The acquisition of Embed became controversial when the stock-clearing platform was put up for sale immediately after FTX’s bankruptcy filings. The highest bid for the platform stood shockingly low at $1 million. This accounted for only a fraction of the original purchase price. Lawyers contended in the filing that “Embed’s vaunted software platform was essentially worthless.” Today, we have an FTX lawsuit against Sam Bankman-Fried because of this.
During the sale proceedings, twelve potential buyers showed interest. Additionally, the highest bid amounted to $78 million. However, after evaluating the platform, all but one prospective buyer revoked their bids. This bidder was none other than Embed’s founder and former CEO, Michael Giles. He put forward a $1 million offer to reclaim ownership of the platform he sold some time ago for a price 220 times higher than the one he is reclaiming it for. This prompted FTX’s legal representatives to take action.
The main thing the lawyers are highlighting is the contrast between Giles’s personal gain of approximately $157 million from the FTX-Embed deal and his “modest” $1 million offer to reacquire the platform.

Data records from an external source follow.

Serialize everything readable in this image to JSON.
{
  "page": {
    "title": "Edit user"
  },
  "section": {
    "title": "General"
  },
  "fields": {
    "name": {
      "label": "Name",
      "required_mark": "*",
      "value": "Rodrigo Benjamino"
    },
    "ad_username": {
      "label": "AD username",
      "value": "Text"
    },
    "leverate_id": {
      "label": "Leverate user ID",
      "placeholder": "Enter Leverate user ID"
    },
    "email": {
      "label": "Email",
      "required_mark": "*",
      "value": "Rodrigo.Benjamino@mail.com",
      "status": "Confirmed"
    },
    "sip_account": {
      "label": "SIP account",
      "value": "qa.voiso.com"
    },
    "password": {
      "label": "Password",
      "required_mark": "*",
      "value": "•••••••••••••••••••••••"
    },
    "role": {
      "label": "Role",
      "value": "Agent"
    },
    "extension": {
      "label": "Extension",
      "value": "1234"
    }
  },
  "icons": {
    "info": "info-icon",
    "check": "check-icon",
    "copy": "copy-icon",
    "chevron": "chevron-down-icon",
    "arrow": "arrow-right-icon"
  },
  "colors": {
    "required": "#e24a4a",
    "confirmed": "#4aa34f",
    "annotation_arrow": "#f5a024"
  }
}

FTX Lawsuit Suggests Several Exploits Done By Management
The lawsuit further alleges that FTX’s management exploited the FTX Group’s lack of control. According to them, this led to further misuse of client funds to finance the Embed acquisition. It asserts that the senior management was conscious of the company’s insolvency at the time of finalizing the deal.
Accusations also point to fraudulent record-keeping practices to conceal Alameda’s financial involvement in the Embed transaction. All of these allegations could lead to FTX winning the lawsuit if proven true.
The FTX collapse marks a significant financial catastrophe in recent history and comes on the heels of collapses from other crypto companies and projects. This would include Terraform Labs, Celsius, and Voyager Digital. Moreover, the collapse of FTX highlights significant gaps and issues within the crypto industry.
For many retail investors, the chaos underscores the necessity of storing their crypto assets off exchanges, preferably in hardware wallets. This is suggested to everyone so that they can maintain better control and security over their cryptocurrencies, NFTs, and Bitcoin. However, with everything that is going on at Ledger at the moment, even that seems like a dangerous thing to do.